En julio de 1914 la guerra estalló; frente a esto, la socialdemocracia alemana sacó un manifiesto exigiendo al gobierno no entrar y organizó mitines en los que participaron millones de obreros. Pero la decadencia del capitalismo y las tensiones entre las grandes potencias se agudizaban de tal forma que la única forma de frenarla era con un llamado a la huelga general, cosa que no hicieron. No se llevó adelante el segundo mandato de la resolución de Stuttgart: “utilizar con todas sus fuerzas la crisis económica y política causada por la guerra, para sublevar a las masas y precipitar así la caída del dominio capitalista”. Ésta era la prueba máxima y aquí la Internacional se rompió, echando por tierra todas las proclamas de los años previos.

Mientras la mayoría de los dirigentes garantizaban que no se desarrollase la lucha de clases al interior de sus países, es decir le hacían un favor a la burguesía, para que pudiera ir a la guerra sin preocuparse por los asuntos internos; Lenin, en cambio, planteó que había que transformar la guerra imperialista en guerra civil. A esta política se la llamó “derrotismo revolucionario”, y consistía en que, la clase obrera no debía detener la lucha revolucionaria contra el gobierno de su país, frente a la posibilidad de que éste fuese derrotado en la guerra. Para él la revolución en tiempos de guerra era la guerra civil.

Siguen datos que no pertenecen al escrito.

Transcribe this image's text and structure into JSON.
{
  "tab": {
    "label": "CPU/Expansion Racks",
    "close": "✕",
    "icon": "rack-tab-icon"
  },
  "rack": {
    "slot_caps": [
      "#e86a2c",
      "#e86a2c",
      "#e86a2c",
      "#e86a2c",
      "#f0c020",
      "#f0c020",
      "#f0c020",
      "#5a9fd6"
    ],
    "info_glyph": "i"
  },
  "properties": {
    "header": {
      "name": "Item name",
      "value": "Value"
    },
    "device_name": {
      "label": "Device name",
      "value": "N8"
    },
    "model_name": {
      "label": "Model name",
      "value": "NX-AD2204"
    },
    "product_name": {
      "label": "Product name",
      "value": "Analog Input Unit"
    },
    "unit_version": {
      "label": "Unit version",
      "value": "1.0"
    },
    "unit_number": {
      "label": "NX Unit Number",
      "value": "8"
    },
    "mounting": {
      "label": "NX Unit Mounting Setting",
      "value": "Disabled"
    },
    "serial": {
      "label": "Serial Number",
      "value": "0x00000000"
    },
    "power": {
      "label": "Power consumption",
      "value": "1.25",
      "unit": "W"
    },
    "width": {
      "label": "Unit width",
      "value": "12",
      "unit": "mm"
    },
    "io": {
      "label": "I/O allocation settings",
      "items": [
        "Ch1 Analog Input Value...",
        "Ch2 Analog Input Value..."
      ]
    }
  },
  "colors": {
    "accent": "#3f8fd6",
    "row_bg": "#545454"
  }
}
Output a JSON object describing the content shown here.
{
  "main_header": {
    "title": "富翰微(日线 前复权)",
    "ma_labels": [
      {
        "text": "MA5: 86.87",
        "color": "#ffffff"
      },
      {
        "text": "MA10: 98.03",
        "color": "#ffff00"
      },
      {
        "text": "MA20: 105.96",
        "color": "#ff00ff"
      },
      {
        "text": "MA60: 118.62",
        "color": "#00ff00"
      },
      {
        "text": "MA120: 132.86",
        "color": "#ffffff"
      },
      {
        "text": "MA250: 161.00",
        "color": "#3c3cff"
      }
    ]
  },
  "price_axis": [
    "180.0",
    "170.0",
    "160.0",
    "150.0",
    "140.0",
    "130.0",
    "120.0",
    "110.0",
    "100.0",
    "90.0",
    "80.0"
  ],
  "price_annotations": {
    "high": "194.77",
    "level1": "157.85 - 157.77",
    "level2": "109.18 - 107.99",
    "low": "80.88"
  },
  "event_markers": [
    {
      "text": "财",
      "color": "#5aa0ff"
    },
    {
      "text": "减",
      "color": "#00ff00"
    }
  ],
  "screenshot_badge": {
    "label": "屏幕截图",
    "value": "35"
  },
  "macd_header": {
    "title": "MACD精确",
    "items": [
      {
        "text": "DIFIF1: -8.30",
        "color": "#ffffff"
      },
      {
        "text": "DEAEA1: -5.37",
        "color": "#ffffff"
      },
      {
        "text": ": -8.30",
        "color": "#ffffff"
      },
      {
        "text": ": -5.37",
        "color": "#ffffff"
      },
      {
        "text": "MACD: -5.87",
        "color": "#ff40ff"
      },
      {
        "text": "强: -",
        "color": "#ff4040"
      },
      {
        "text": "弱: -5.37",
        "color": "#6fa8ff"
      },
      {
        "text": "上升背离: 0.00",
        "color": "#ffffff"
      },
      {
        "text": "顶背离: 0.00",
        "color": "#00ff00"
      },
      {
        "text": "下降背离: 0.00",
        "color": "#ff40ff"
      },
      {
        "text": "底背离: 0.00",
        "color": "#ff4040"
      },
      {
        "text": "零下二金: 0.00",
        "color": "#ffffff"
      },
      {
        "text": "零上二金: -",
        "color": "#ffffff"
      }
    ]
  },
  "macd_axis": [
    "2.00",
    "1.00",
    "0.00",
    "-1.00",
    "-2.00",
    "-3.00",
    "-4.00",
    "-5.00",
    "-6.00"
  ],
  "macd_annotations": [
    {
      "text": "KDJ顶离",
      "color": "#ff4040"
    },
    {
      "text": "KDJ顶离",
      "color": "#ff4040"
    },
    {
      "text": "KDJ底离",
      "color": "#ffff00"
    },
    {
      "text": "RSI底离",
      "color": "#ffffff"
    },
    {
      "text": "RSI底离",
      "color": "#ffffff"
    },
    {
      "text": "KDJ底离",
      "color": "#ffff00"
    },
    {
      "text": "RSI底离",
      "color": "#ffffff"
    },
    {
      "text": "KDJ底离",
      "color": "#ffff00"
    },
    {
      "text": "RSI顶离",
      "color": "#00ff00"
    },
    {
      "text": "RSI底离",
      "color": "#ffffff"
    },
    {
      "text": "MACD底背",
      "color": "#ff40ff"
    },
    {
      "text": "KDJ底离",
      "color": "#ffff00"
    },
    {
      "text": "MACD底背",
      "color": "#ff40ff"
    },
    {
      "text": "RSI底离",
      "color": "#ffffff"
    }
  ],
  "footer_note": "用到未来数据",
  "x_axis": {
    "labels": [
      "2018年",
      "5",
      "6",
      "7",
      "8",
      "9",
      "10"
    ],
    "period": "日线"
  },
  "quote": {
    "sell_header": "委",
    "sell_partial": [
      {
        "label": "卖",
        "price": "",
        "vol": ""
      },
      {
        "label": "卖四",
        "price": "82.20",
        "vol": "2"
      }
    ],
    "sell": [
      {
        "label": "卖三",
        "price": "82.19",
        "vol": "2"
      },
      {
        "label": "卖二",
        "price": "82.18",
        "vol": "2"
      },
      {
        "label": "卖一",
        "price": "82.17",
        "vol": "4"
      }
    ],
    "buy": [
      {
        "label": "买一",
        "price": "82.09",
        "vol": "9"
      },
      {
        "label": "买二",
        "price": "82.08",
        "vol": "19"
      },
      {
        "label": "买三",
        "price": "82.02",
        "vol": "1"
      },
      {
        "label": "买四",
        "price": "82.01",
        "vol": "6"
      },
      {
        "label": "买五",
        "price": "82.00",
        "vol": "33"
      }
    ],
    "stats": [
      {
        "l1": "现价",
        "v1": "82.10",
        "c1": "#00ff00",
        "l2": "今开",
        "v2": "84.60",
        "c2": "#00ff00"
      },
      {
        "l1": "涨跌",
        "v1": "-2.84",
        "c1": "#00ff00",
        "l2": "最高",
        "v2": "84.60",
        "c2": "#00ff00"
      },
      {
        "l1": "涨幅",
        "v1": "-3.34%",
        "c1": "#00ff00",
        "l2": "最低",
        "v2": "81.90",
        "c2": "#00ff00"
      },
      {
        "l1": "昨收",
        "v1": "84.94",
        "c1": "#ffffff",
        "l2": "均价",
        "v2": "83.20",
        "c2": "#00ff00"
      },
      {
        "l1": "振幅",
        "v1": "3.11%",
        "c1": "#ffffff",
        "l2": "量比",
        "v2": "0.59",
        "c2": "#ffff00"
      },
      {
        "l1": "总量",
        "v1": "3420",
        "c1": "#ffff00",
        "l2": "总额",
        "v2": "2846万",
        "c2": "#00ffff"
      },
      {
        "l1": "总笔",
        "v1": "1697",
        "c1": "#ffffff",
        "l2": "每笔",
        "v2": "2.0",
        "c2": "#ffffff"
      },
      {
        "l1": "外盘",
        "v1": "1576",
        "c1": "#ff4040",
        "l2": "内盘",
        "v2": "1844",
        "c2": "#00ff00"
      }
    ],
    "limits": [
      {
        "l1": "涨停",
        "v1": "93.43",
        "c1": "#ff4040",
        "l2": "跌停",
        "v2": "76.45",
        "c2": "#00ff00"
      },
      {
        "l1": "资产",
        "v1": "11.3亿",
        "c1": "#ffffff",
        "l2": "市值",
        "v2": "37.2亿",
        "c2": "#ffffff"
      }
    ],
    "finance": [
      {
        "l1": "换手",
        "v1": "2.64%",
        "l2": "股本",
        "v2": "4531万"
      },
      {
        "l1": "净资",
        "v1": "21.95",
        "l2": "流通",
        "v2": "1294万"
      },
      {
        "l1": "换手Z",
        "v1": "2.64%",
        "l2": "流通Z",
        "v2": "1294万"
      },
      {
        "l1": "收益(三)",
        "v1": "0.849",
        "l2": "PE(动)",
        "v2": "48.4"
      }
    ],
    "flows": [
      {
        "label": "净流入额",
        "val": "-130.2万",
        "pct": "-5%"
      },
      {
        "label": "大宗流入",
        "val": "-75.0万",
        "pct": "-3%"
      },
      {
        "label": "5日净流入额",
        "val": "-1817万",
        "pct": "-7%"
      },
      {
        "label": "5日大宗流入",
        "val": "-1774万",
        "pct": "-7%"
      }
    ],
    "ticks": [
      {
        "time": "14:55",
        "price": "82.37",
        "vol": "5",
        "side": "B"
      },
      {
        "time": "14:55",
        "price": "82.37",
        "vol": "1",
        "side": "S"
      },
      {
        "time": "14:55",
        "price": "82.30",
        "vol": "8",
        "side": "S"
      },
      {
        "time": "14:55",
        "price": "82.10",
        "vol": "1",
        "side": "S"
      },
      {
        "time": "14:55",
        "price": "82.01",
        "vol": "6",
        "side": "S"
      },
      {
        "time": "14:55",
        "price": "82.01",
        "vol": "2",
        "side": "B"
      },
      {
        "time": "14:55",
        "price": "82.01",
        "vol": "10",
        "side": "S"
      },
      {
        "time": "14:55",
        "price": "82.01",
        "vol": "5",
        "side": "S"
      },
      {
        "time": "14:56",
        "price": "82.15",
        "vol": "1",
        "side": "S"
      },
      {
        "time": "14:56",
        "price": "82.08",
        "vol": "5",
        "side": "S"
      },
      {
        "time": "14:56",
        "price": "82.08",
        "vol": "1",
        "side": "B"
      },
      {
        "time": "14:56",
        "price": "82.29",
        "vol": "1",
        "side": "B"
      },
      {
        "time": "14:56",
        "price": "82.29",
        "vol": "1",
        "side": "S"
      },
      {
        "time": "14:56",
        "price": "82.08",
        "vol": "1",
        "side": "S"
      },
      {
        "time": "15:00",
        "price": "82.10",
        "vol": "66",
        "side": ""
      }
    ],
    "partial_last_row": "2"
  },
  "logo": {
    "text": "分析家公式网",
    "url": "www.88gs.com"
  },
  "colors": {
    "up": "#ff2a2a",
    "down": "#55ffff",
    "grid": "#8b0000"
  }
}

El 4 de agosto de 1914 marcó el derrumbe de la Segunda Internacional, los 111 parlamentarios del Partido Socialdemócrata Alemán, aprobaron los créditos que el gobierno pedía para ir a la guerra, lo mismo hacían del otro lado de la frontera los socialistas franceses, llevando a los trabajadores a una carnicería; renunciaron a la lucha de clases en nombre de la “defensa de la patria atacada”. Así rompieron la solidaridad internacional del proletariado, se rindieron ante sus burguesías y traicionaron la causa del socialismo. De esta forma la Segunda Internacional llegaba a su bancarrota.

Pero Lenin, Trotsky, Liebknecht, Rosa Luxemburgo y el ala izquierda de la Internacional, se opusieron a la guerra, y luego organizaron las Conferencias de Zimmerwald y Kienthal, que sentaran las base para una nueva Internacional, como veremos en la próxima entrega.


Karl Liebknecht 1871-1919

Dirigente del Partido Socialdemócrata Alemán, fue el único diputado en oponerse a la guerra, preso de 1916 a 1918 por su actividad antibélica. Fundador junto a Rosa Luxemburgo de la Liga Espartaco. Ambos asesinados, por orden del gobierno socialdemócrata, por dirigir la insurrección de enero de 1919.Así lo recordaba Trotsky: “El nombre de Karl Liebknecht se dio a conocer en todo el mundo en los primeros días de la gran guerra europea. Desde la primeras semanas de esta guerra, cuando el militarismo alemán festejaba sus primeras victorias, sus primeras orgías sangrientas, (…) cuando la socialdemocracia alemana se arrodillaba ante el militarismo y el imperialismo alemán que parecían poder someter todo el mundo (…) en medio de estos días sombríos y trágicos una sola voz se levantó en Alemania para protestar y maldecir: la de Karl Liebknecht. En realidad Liebknecht no se encontraba solo: Rosa Luxemburgo, mujer con gran coraje, luchaba a su lado”.